The vague answer doesn’t seem to bother Haning, 67, an affable man who has opted for the elective brain surgery. And it’s hard to fault Foote for not going into greater detail about the underlying science, since he is, at that very moment, boring a hole in Haning’s skull.

“Can you hear the drill?” Foote asks his patient as he presses the stainless steel instrument against bone. When Haning, whose head is immobilized by an elaborate arrangement of medical hardware, asks why it doesn’t hurt to have a dime-size hole drilled in his skull, Foote calmly explains that the skull has no sensory nerve receptors. (The doctors numb his scalp before making the incision.)

The two continue to chat as Foote opens the dura—“It’s the water balloon that your brain lives in,” he says. “It’s sort of like a tough leather, for protection”—and exposes Haning’s brain.

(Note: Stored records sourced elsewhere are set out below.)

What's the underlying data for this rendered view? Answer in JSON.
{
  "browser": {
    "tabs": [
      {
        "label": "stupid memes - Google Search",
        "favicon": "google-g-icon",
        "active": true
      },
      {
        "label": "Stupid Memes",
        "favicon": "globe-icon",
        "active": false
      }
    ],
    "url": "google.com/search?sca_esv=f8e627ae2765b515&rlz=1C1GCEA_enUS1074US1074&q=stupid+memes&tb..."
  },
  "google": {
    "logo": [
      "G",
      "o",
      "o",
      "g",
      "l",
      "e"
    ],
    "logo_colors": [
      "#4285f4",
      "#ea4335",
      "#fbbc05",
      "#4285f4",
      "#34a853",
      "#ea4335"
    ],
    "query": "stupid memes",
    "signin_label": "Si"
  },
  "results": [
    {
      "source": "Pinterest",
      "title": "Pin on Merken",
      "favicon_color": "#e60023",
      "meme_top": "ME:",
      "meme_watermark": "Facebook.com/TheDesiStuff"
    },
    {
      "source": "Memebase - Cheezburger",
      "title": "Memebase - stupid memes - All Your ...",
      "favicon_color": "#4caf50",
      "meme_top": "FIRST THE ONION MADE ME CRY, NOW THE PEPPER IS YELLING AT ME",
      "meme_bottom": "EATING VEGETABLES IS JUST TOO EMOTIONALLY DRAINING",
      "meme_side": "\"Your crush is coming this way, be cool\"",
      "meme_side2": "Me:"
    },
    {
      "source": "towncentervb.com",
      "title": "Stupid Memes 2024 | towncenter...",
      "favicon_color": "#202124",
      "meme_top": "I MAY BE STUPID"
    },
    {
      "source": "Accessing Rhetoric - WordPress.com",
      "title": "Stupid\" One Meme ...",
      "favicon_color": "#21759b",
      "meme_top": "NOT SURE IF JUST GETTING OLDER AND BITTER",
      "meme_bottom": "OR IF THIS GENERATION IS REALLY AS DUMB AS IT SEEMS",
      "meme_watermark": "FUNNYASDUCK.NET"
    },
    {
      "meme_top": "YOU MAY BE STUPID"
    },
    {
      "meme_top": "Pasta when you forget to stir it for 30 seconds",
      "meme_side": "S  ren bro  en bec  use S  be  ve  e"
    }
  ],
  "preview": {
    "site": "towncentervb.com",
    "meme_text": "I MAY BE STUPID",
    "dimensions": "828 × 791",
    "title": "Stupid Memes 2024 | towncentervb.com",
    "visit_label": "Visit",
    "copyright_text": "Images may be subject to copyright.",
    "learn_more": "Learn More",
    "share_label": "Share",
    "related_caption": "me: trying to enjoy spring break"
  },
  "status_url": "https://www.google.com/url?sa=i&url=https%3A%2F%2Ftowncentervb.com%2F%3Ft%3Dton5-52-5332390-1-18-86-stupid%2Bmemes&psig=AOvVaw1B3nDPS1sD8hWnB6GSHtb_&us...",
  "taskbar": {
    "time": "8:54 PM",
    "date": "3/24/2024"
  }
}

Deep brain stimulation, or DBS, combines neurology, neurosurgery and electrical engineering, and casual conversations in the operating room between doctors and their wide-awake patients are just one of the surprises. The entire scene is an eerie blend of the fantastic and the everyday, like something from the work of Philip K. Dick, who gave us the stories that became Blade Runner and Total Recall. During surgery, DBS patients are made literally bionic. Tiny electrodes are implanted in their brains (powered by battery packs sewn into their chests) to deliver a weak but constant electric current that reduces or eliminates their symptoms. DBS can improve a shaky putting stroke; it can also help the disabled walk and the psychologically tormented find peace.